FlowPosted: January 26, 2012
Flow is a state of everything just happening right. When athlete’s are in a state of flow they report things just happening naturally. They often report that they had almost out-of-body experiences. Things became effortless. Not everybody experiences flow and it is rarer still that a flow state can be called upon at will. It can be an almost transcendental state.
The other day I was having a planing conversation with a school team as they worked through their first Teaching Learning Critical Pathway. There is always some concern that individuals will perceive things as an add-on. This can quickly sabotage the flow of any meeting. Templates and planners and models are just tools. We shouldn’t have to work to fit the tool.
Letting participants voice their questions and concerns did a lot to move the group forward. Once everyone saw themselves in a reflective cycle of inquiry.

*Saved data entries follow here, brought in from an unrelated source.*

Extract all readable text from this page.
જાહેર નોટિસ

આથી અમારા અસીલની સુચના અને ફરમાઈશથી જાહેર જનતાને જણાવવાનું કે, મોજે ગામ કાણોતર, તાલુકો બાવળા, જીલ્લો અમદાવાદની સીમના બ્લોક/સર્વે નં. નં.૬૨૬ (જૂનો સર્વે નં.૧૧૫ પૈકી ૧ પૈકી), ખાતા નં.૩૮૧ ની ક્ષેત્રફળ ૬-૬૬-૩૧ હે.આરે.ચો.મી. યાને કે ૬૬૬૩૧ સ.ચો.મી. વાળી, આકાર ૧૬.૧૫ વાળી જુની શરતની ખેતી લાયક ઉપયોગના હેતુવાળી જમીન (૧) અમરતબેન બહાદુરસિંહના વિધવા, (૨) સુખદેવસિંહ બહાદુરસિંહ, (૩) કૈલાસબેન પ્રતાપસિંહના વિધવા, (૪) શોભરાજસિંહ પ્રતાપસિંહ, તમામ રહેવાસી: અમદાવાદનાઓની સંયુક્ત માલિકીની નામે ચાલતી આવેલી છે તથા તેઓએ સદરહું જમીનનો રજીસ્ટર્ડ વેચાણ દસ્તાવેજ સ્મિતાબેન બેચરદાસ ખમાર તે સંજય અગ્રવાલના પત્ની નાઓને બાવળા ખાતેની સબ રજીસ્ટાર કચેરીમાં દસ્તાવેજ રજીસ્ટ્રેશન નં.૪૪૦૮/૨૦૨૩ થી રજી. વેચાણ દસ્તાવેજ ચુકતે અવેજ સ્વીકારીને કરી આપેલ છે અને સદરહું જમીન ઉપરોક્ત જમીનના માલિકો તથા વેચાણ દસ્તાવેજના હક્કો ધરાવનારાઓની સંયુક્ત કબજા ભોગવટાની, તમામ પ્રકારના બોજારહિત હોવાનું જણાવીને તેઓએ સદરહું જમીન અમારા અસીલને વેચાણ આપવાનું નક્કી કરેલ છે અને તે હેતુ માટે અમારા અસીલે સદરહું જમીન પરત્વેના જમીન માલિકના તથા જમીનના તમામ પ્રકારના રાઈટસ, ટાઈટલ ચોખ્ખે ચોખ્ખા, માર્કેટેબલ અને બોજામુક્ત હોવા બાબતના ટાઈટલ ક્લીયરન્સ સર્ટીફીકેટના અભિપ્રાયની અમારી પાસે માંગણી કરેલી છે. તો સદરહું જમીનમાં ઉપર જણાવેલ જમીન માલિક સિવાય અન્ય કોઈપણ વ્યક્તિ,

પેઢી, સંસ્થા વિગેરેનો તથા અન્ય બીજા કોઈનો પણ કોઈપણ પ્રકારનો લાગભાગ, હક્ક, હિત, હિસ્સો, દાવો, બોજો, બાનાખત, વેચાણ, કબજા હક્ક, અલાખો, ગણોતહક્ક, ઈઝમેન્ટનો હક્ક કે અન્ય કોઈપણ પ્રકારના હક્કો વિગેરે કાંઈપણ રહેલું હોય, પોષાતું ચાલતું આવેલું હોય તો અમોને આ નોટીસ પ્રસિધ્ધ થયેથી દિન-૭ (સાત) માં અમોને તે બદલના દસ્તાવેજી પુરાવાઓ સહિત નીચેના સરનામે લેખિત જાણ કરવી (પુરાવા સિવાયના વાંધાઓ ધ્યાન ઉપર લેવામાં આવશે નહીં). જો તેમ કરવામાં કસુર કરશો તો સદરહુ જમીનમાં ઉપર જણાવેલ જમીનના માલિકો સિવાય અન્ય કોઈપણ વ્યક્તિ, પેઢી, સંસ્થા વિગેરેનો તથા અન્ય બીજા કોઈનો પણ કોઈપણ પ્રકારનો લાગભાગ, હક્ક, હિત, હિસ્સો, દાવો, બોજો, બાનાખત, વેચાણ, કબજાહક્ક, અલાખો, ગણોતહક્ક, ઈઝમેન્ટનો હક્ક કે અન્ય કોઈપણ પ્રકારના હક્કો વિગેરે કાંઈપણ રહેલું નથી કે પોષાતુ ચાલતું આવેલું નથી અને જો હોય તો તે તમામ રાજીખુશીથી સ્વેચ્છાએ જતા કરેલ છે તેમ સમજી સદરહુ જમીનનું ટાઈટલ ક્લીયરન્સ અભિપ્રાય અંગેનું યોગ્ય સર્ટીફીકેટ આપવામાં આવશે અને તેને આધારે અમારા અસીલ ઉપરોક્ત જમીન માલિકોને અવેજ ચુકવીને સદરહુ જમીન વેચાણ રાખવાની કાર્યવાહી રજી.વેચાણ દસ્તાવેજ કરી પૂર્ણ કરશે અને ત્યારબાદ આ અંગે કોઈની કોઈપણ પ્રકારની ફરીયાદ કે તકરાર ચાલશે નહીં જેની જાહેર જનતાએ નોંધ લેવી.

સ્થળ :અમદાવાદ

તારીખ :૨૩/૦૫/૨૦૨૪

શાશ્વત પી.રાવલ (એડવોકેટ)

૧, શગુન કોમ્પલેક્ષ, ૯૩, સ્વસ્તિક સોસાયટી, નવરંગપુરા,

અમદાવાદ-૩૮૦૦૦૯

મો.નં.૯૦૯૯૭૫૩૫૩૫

The group already had a high degree of trust in place with each other and that really permitted us to move forward.
Flow is a really interesting idea. Mihaly Czikszentmihalyi has spoken and written about flow states. At its most basic it involves working in that middle range of stimulation. This is a sort of optimal experience we all strive for. Too much excitement and our productivity and performance suffer due to anxiety. Too little stimulation and we end up being bored.
The entire meeting lasted all afternoon and yet it felt like 20 minutes. The group was in a state of flow. It may not have seemed that way for all members but there was no sign of restlessness or boredom within the group. We moved through our initial meeting in a state of flow. Flow comes with practice. Some will find the need to experience it themselves before they try to involve a group. I was fortunate in this instance to recognize that the group was working in that optimal zone between anxiety and boredom. All I had to do was get out of the way.